In the Big Data environment, Hadoop is a major role for large data storage, and data processing with different types of services like Hive, Pig, and etc.
In this article, we will explain what is the major difference between Hadoop HDFS and Apache HBase with examples for Big Data engineers in the present market.
HBase vs Hadoop HDFS:
- Basically, Hadoop is a solution for Big Data for large data storage and data processing. For data storage using Hadoop Distribute Files system and data processing using MapReduce. HDFS is sequential data access, not applicable for random reads/writes for large data.
- Coming to HBase, it is Not OnlySQL(NoSQL) database that runs on top of the Hadoop cluster.
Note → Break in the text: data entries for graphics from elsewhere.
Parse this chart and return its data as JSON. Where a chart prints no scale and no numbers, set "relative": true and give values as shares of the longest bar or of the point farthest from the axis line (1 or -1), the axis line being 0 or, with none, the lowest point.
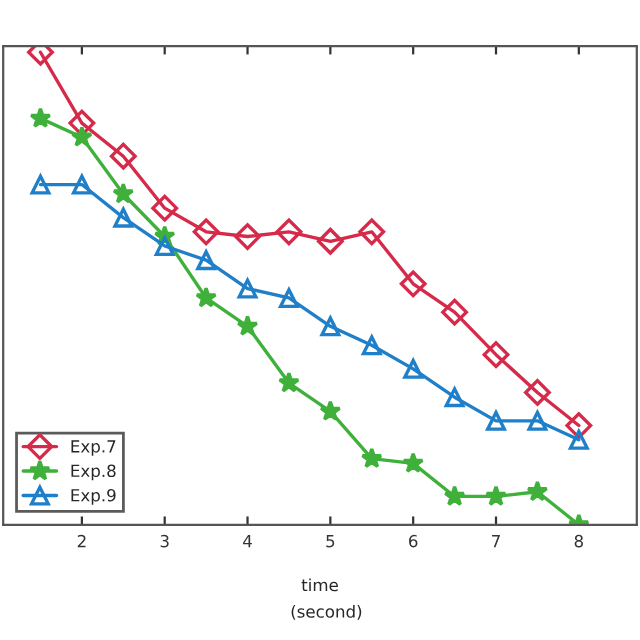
{
  "chart_data": {
    "type": "line",
    "xlabel": "time",
    "annotations": [
      "(second)"
    ],
    "relative": true,
    "x": [
      1.5,
      2,
      2.5,
      3,
      3.5,
      4,
      4.5,
      5,
      5.5,
      6,
      6.5,
      7,
      7.5,
      8
    ],
    "xlim": [
      1.05,
      8.7
    ],
    "xticks": [
      2,
      3,
      4,
      5,
      6,
      7,
      8
    ],
    "series": [
      {
        "name": "Exp.7",
        "color": "#d62a4a",
        "marker": "diamond",
        "values": [
          1,
          0.85,
          0.78,
          0.67,
          0.62,
          0.61,
          0.62,
          0.6,
          0.62,
          0.51,
          0.45,
          0.36,
          0.28,
          0.21
        ]
      },
      {
        "name": "Exp.8",
        "color": "#3fb03a",
        "marker": "star",
        "values": [
          0.86,
          0.82,
          0.7,
          0.61,
          0.48,
          0.42,
          0.3,
          0.24,
          0.14,
          0.13,
          0.06,
          0.06,
          0.07,
          0
        ]
      },
      {
        "name": "Exp.9",
        "color": "#1f7fc8",
        "marker": "triangle",
        "values": [
          0.72,
          0.72,
          0.65,
          0.59,
          0.56,
          0.5,
          0.48,
          0.42,
          0.38,
          0.33,
          0.27,
          0.22,
          0.22,
          0.18
        ]
      }
    ],
    "legend": "bottom left",
    "grid": false,
    "line_style": "solid"
  }
}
It provides random read/write access for large data sets.
- In Hadoop HDFS we can store unstructured, semi-structured, and structured data.
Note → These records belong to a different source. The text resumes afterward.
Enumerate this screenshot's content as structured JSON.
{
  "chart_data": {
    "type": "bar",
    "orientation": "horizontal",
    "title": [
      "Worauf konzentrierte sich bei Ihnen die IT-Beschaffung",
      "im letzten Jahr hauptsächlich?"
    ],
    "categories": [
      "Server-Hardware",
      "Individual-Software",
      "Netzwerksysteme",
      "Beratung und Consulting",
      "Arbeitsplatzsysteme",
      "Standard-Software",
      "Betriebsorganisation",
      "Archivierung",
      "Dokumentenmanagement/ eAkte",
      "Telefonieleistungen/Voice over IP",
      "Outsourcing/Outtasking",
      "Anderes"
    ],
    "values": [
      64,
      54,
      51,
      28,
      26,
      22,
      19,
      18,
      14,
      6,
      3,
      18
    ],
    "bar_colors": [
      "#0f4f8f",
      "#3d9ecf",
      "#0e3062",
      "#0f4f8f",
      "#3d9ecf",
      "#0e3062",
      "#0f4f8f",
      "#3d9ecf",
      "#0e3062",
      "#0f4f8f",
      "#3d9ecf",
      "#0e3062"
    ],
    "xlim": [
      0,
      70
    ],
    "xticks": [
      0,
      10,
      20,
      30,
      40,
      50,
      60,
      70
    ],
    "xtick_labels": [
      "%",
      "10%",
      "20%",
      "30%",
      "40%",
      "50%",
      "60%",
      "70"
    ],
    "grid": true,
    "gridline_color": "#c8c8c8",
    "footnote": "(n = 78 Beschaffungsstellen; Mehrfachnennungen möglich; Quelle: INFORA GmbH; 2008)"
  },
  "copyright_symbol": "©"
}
- HBase is not only for key-value stores it is also stored unstructured, semi-structured, and structured data.
- Basically, Hadoop follows the write-once and ready many
- In HBase, it follows the key-value pairs in the columnar level.
- In the Hadoop eco-system mostly followed the batch processing, HBase is used only for real-time needs.
Summary: Hadoop HDFS is used for unstructured, semi-structured, and structured large data sets but doesn’t have to provide fast search in the record files. Coming to NoSQL databases such as HBase, Cassandra, and MongoDB, etc. Basically, HBase is built on top of HDFS, and then it provides a fast search in the record files. As per HDFS architecture that does not allow changes. Then come to HBase architecture allows for dynamic changes for standalone applications. In Big Data system Hadoop and HBase are mandatory framework/services as per business requirements and how we will receive data daily. Nowadays these services are also provided by Big Data distributions are like Cloudera, Hortonworks, and MapR distributions for users.